When Caller ID came to our area, I thought my therapeutic 'asshole' calling would have to stop. So, I called his number and said, "Hi, this is John Smith from the telephone company. I'm calling to see if you're familiar with our Caller ID Program?" He yelled "NO!" and slammed down the phone. I quickly called him back and said, "That's because you're an asshole!"

One day I was at the store, getting ready to pull into a parking spot.

Some guy in a black BMW cut me off and pulled into the spot I had patiently waited for. I hit the horn and yelled that I'd been waiting for that spot.

The idiot ignored me. I noticed a "For Sale" sign in his car window, so I wrote down his number.

A couple of days later, right after calling the first asshole (I had his number on speed dial,) I thought that I'd better call the BMW asshole, too.

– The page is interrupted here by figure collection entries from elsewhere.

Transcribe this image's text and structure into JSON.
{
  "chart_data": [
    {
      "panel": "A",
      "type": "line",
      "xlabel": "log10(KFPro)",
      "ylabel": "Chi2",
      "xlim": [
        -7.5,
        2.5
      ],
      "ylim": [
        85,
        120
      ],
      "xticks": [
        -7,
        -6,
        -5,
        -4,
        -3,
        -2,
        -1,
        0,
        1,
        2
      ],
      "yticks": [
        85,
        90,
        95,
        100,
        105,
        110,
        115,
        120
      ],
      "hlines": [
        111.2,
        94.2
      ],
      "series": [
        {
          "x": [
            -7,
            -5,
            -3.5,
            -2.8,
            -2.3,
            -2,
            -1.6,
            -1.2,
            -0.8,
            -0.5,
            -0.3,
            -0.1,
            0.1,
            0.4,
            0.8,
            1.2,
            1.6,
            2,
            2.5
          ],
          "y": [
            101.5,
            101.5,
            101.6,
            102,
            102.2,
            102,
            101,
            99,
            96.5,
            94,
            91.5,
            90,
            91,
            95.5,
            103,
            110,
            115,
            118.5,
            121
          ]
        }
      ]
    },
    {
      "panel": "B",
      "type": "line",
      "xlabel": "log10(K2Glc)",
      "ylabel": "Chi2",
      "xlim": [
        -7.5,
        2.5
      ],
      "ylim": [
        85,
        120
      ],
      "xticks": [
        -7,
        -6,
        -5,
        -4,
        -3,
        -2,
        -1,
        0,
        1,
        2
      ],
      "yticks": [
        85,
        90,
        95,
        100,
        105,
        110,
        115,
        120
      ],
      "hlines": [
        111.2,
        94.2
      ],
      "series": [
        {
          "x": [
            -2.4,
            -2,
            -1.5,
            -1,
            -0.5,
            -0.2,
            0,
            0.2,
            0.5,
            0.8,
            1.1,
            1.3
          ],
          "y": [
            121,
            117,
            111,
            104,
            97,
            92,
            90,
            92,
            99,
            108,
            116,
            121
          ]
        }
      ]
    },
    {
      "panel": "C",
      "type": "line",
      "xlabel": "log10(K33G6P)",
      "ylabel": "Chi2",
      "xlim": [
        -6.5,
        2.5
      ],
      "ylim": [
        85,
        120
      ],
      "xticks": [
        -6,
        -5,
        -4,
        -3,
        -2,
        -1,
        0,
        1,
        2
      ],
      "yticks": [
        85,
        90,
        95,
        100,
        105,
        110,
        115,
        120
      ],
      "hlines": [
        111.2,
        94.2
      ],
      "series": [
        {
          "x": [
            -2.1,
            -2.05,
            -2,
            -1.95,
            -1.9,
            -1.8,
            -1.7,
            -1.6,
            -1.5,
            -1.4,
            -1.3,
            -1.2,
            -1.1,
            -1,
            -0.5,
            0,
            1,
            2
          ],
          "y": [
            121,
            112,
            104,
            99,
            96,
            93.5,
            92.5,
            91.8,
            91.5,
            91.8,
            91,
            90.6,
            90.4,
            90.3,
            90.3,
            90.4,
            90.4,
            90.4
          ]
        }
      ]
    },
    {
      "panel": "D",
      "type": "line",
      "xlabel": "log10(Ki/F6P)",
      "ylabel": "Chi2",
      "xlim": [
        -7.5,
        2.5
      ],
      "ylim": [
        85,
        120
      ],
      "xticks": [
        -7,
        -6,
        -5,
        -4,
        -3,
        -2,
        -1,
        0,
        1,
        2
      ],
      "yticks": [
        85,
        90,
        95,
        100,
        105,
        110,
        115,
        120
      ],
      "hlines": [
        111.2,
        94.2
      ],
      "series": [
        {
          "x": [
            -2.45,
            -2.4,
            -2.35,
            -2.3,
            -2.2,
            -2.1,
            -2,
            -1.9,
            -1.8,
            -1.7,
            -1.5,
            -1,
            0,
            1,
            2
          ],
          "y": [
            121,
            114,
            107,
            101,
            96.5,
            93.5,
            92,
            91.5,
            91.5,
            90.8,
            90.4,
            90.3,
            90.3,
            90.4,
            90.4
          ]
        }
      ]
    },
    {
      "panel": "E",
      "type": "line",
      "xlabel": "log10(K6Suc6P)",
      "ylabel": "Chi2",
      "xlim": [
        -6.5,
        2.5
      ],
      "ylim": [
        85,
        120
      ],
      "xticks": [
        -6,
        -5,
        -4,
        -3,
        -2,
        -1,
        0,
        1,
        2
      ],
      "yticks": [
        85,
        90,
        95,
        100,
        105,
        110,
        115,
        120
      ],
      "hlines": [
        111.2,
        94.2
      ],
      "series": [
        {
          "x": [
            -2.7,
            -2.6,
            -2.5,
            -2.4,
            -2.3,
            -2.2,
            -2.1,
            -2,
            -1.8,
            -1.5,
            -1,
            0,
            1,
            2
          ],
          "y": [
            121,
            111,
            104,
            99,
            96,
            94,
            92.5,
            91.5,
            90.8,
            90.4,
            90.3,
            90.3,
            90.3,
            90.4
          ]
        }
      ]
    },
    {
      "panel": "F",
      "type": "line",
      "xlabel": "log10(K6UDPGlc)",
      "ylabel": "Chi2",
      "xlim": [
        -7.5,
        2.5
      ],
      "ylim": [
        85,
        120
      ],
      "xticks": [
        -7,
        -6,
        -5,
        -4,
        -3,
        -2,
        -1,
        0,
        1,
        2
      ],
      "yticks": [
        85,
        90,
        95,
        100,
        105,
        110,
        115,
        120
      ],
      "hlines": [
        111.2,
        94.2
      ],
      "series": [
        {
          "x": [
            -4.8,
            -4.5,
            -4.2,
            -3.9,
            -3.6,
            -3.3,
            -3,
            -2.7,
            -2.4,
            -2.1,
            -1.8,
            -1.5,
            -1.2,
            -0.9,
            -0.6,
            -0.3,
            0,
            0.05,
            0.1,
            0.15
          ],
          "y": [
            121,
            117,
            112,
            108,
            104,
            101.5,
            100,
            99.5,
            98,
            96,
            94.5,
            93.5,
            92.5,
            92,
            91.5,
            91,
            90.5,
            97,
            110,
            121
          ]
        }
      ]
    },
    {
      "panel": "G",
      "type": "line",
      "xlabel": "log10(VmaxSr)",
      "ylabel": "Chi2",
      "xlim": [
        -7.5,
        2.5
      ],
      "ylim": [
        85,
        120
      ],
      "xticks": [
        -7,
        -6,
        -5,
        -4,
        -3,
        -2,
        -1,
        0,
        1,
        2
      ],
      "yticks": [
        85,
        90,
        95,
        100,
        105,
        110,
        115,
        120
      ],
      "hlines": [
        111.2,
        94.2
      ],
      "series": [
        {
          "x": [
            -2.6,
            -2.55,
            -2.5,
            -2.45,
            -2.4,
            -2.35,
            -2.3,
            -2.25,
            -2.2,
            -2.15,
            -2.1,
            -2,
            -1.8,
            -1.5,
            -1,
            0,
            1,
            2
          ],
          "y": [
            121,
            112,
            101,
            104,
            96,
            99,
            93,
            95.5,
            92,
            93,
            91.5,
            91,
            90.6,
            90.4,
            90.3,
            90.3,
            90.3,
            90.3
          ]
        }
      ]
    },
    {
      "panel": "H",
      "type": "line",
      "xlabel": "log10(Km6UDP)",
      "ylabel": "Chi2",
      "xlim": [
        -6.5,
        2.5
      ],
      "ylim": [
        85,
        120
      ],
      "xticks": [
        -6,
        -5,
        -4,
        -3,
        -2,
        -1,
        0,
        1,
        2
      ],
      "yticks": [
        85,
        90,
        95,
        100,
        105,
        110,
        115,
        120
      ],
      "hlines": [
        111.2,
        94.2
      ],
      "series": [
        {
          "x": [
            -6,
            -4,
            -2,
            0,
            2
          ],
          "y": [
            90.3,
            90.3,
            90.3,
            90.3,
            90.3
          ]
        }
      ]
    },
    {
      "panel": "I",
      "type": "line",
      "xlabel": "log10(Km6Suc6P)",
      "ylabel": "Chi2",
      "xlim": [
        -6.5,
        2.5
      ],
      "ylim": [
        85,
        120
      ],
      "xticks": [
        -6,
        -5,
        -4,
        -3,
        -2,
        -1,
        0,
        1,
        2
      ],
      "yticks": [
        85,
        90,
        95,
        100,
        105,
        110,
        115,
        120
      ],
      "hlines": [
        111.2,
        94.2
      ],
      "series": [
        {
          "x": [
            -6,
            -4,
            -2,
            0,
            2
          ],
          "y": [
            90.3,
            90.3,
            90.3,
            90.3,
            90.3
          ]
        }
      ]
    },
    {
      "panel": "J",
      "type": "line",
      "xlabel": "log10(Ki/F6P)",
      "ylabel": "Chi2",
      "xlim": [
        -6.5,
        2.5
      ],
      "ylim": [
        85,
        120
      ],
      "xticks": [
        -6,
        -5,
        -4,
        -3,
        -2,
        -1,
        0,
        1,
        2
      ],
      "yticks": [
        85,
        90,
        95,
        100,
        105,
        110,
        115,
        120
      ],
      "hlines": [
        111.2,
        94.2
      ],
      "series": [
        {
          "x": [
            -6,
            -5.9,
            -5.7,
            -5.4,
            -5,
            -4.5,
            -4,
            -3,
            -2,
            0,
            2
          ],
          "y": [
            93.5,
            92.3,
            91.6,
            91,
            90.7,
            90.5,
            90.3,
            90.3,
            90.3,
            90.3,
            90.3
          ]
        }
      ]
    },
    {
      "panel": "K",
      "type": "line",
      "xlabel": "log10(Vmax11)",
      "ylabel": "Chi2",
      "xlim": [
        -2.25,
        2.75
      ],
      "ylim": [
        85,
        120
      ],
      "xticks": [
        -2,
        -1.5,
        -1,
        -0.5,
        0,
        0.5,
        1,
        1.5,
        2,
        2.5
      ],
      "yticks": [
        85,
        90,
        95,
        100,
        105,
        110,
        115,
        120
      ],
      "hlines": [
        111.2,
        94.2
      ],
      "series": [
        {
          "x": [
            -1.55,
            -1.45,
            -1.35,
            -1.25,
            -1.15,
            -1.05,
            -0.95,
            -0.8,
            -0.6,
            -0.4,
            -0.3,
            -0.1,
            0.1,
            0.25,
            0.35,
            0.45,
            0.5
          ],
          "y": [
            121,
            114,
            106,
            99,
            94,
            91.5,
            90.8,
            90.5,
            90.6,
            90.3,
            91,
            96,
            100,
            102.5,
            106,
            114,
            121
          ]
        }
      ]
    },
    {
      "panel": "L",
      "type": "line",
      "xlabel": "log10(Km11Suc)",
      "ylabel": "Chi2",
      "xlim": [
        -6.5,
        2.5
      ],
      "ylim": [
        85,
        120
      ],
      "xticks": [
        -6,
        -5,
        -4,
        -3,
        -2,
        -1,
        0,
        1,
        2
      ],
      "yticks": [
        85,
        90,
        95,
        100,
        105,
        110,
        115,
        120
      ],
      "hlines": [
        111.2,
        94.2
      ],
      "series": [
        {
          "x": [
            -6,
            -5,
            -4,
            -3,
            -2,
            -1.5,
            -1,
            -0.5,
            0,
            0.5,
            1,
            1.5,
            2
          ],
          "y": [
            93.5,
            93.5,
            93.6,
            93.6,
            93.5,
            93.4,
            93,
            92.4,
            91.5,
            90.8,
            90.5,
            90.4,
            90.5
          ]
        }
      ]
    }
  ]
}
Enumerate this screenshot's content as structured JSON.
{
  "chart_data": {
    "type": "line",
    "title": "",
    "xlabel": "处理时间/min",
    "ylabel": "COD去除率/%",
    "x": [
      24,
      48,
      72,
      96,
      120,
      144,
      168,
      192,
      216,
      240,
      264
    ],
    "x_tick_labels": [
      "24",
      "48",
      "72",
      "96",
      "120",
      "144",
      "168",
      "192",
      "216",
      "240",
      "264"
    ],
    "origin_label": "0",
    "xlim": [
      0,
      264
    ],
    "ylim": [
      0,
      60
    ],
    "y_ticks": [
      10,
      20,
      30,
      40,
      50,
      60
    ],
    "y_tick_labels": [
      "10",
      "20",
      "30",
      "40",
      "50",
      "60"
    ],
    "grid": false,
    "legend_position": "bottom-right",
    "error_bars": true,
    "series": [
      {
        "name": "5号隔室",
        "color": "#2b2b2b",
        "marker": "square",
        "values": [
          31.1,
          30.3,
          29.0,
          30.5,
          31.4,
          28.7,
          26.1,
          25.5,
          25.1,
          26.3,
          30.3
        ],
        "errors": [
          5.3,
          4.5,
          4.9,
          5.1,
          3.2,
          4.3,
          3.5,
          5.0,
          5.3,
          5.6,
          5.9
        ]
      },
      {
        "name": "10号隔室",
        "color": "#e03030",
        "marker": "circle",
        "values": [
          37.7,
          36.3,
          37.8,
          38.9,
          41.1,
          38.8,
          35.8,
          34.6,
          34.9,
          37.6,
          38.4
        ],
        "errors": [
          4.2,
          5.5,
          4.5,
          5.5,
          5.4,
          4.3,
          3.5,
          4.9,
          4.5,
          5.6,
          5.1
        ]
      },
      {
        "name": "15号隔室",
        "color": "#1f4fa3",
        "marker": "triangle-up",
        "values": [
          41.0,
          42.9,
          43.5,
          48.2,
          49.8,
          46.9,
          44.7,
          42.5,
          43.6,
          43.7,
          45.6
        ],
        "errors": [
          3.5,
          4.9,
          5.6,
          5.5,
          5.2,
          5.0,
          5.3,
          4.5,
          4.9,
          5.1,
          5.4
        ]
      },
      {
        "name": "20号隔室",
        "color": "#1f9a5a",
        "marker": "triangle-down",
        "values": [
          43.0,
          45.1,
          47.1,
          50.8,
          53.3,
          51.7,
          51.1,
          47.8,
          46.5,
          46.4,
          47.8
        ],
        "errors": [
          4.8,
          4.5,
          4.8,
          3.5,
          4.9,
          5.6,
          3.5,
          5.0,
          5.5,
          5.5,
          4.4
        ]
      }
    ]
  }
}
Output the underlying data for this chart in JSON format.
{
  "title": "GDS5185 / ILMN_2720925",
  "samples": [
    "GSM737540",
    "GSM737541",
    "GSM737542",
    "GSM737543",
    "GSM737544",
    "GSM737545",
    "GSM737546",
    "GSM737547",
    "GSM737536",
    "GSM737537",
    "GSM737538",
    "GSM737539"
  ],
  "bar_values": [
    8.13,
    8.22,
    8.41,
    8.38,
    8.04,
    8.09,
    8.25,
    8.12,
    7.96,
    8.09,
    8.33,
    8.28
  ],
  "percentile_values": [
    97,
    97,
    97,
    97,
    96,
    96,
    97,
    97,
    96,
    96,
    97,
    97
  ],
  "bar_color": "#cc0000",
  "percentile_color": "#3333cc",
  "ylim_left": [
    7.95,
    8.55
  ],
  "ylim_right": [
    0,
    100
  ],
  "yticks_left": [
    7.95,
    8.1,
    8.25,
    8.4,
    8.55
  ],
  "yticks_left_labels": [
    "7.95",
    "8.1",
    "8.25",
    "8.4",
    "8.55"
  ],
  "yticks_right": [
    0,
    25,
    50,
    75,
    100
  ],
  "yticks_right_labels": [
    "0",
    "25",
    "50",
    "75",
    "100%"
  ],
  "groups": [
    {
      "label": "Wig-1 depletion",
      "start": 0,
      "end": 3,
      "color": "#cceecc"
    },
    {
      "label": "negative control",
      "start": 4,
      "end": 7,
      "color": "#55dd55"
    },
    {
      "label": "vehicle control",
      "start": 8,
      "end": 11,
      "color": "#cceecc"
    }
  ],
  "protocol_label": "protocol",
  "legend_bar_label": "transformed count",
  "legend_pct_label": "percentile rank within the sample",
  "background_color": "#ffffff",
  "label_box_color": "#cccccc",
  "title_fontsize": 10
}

I said, "Is this the man with the black BMW for sale?"

"Yes, It is."

"Can you tell me where I can see it?"

"Yes, I live at
1802 West 34th Street. It's a yellow house, and the car's parked right out in front."

"What's your name?" I asked.

"My name is Don
Hansen," he said.

"When's a good time to catch you, Don?"

"I'm home every evening after five."

"Listen, Don, can I tell you something?"

"Yes?"

"Don, you're an asshole." Then I hung up, and added his number to my speed dial, too. Now, when I had a problem, I had two assholes to call.

Then I came up with an idea. I called Asshole #1. "Hello."

"You're an asshole!" (But I didn't hang up.)

"Are you still there?" he asked.

"Yeah," I said.

"Stop calling me," he screamed.

"Make me," I said.

"Who are you?" he asked.

"My name is Don
Hansen."

"Yeah? Where do you live?"

"Asshole, I live at
1802 West 34th Street, a yellow house, with my black Beemer parked in front."

He said, "I'm coming over right now, Don. And you had better start saying your prayers."

I said, "Yeah, like I'm really scared, asshole." Then I called Asshole #2. "Hello?" he said.

"Hello, asshole," I said.

He yelled, "If I ever find out who you are..."

"You'll what?" I said.

"I'll kick your ass," he exclaimed.

I answered, "Well, asshole, here's your chance. I'm coming over right now."

Then I hung up and immediately called the police, saying that I lived at
1802 West 34th Street, and that I was on my way over there to kill my gay lover.

Then I called Channel 13 News about the gang war going down on
West 34th Street.

I quickly got into my car and headed over to
34th street.

There I saw two assholes beating the crap out of each other in front of six squad cars, a police helicopter and a news crew.

NOW I feel much better. You know, this anger management stuff really works.